Akran zorbalığına maruz kalan çocuk anlaşılabilir mi? Anlaşılabilirse belirtileri nedir?

İyi bir gözlemle çocuğun akran zorbalığına maruz kalıyor olduğu anlaşılabilir. Akran zorbalığına maruz kalan çocuk ve ergenlerde en sık görülen davranış sorunları şunlardır: içe kapanma, öfke kontrol zorlukları, ders başarısında düşüş, okula gitmek istememe ve devamsızlık sorunları, aileden normalden fazla para talep etme veya gizlice para alma, aile bireylerinden uzaklaşma, uyku sorunları, okul eşyalarının zarar görmesi, bedeninde çizik veya morluk gibi durumlar, yeme problemleri. Çocuklarında bunlara benzer değişiklikler fark eden ailelerin hassas davranması akran zorbalığının önüne geçmek için önem arz etmektedir.

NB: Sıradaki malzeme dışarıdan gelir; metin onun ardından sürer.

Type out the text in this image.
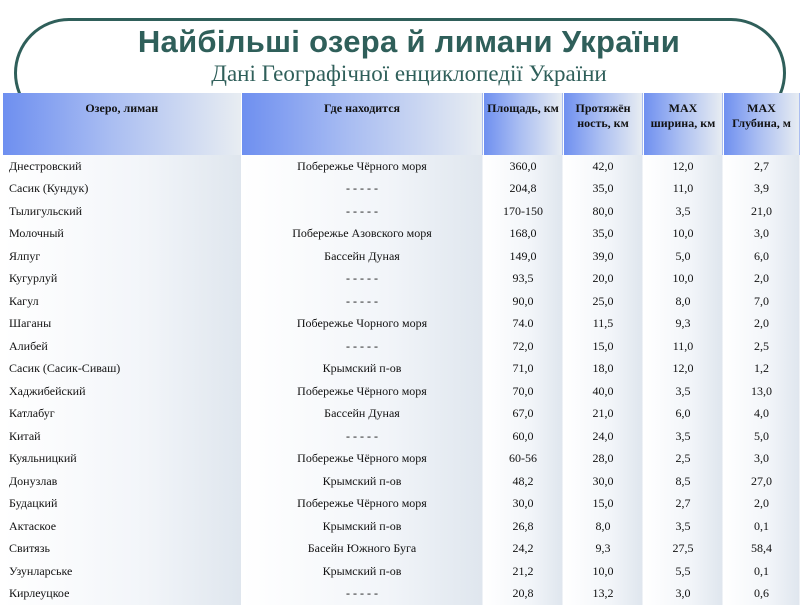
Найбільші озера й лимани України
Дані Географічної енциклопедії України
Озеро, лиман	Где находится	Площадь, км	Протяжён ность, км	MAX ширина, км	MAX Глубина, м
Днестровский	Побережье Чёрного моря	360,0	42,0	12,0	2,7
Сасик (Кундук)	- - - - -	204,8	35,0	11,0	3,9
Тылигульский	- - - - -	170-150	80,0	3,5	21,0
Молочный	Побережье Азовского моря	168,0	35,0	10,0	3,0
Ялпуг	Бассейн Дуная	149,0	39,0	5,0	6,0
Кугурлуй	- - - - -	93,5	20,0	10,0	2,0
Кагул	- - - - -	90,0	25,0	8,0	7,0
Шаганы	Побережье Чорного моря	74.0	11,5	9,3	2,0
Алибей	- - - - -	72,0	15,0	11,0	2,5
Сасик (Сасик-Сиваш)	Крымский п-ов	71,0	18,0	12,0	1,2
Хаджибейский	Побережье Чёрного моря	70,0	40,0	3,5	13,0
Катлабуг	Бассейн Дуная	67,0	21,0	6,0	4,0
Китай	- - - - -	60,0	24,0	3,5	5,0
Куяльницкий	Побережье Чёрного моря	60-56	28,0	2,5	3,0
Донузлав	Крымский п-ов	48,2	30,0	8,5	27,0
Будацкий	Побережье Чёрного моря	30,0	15,0	2,7	2,0
Актаское	Крымский п-ов	26,8	8,0	3,5	0,1
Свитязь	Басейн Южного Буга	24,2	9,3	27,5	58,4
Узунларське	Крымский п-ов	21,2	10,0	5,5	0,1
Кирлеуцкое	- - - - -	20,8	13,2	3,0	0,6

Ailelerin akran zorbalığına karşı alması gereken önlemler nelerdir?

Öncelikle çocuklarını öz güvenli yetiştiren, aile içi açık iletişimi sağlayan aile ortamlarında büyüyen çocukların zorbalığa daha az maruz kaldığı bilinmektedir. Çocuğu ile okul yaşantısı hakkında konuşan, bir sorunu olduğunda çocuğuyla beraber çözüm yolları arayan, gerektiğinde okulla iletişim içinde olan ebeveynlerin çocukları avantajlı durumdadır. Çocuklarını zorbalık konusunda bilgilendiren, böyle bir durumda her zaman yanında oldukları mesajını veren ilgili ebeveynlerin çocukları zorbalığa daha az maruz kalmakta veya kalsa bile bunun üstesinden daha kolay gelebilmektedirler. Okulla en çok da rehberlik ve psikolojik danışmanlık birimleriyle iletişim içinde olmak bu konuda önemlidir. Çocuğun okul süreçlerini yakından takip etmenin de zorbalığın önlenmesinde önemli bir husus olduğu bilinmektedir.

DOÇ. DR. DURMUŞ ÜMMET KİMDİR?

Lisans eğitimini Marmara Üniversitesi Atatürk Eğitim Fakültesi Rehberlik ve Psikolojik Danışmanlık alanında 2003 senesinde tamamladı. Aynı üniversitede Eğitim Bilimleri Enstitüsü Rehberlik ve Psikolojik Danışmanlık Anabilim Dalında yüksek lisans (2007) ve doktora eğitimlerini (2012) tamamladı. 2003 yılında beş ay süreyle Kilis Rehberlik ve Araştırma Merkezinde psikolojik danışman olarak çalıştıktan sonra, 2004 yılında Marmara Üniversitesinde araştırma görevlisi olarak çalışmaya başladı. 2012 yılında öğretim görevlisi doktor olarak ders vermeye başladı. 2017 yılında yardımcı doçent kadrosuna atanan Ümmet, 2018 yılında Rehberlik ve Psikolojik Danışmanlık Anabilim Dalında doçent oldu. Doç. Dr. Durmuş Ümmet, halen aynı bölümde öğretim üyesi olarak çalışmakta; lisans, lisansüstü dersler yürütmekte ve yüksek lisans ve doktora tezlerini yönetmektedir. Ayrıca, yine aynı bölümde, Bölüm Başkan Yardımcısı olarak görev yapmaktadır.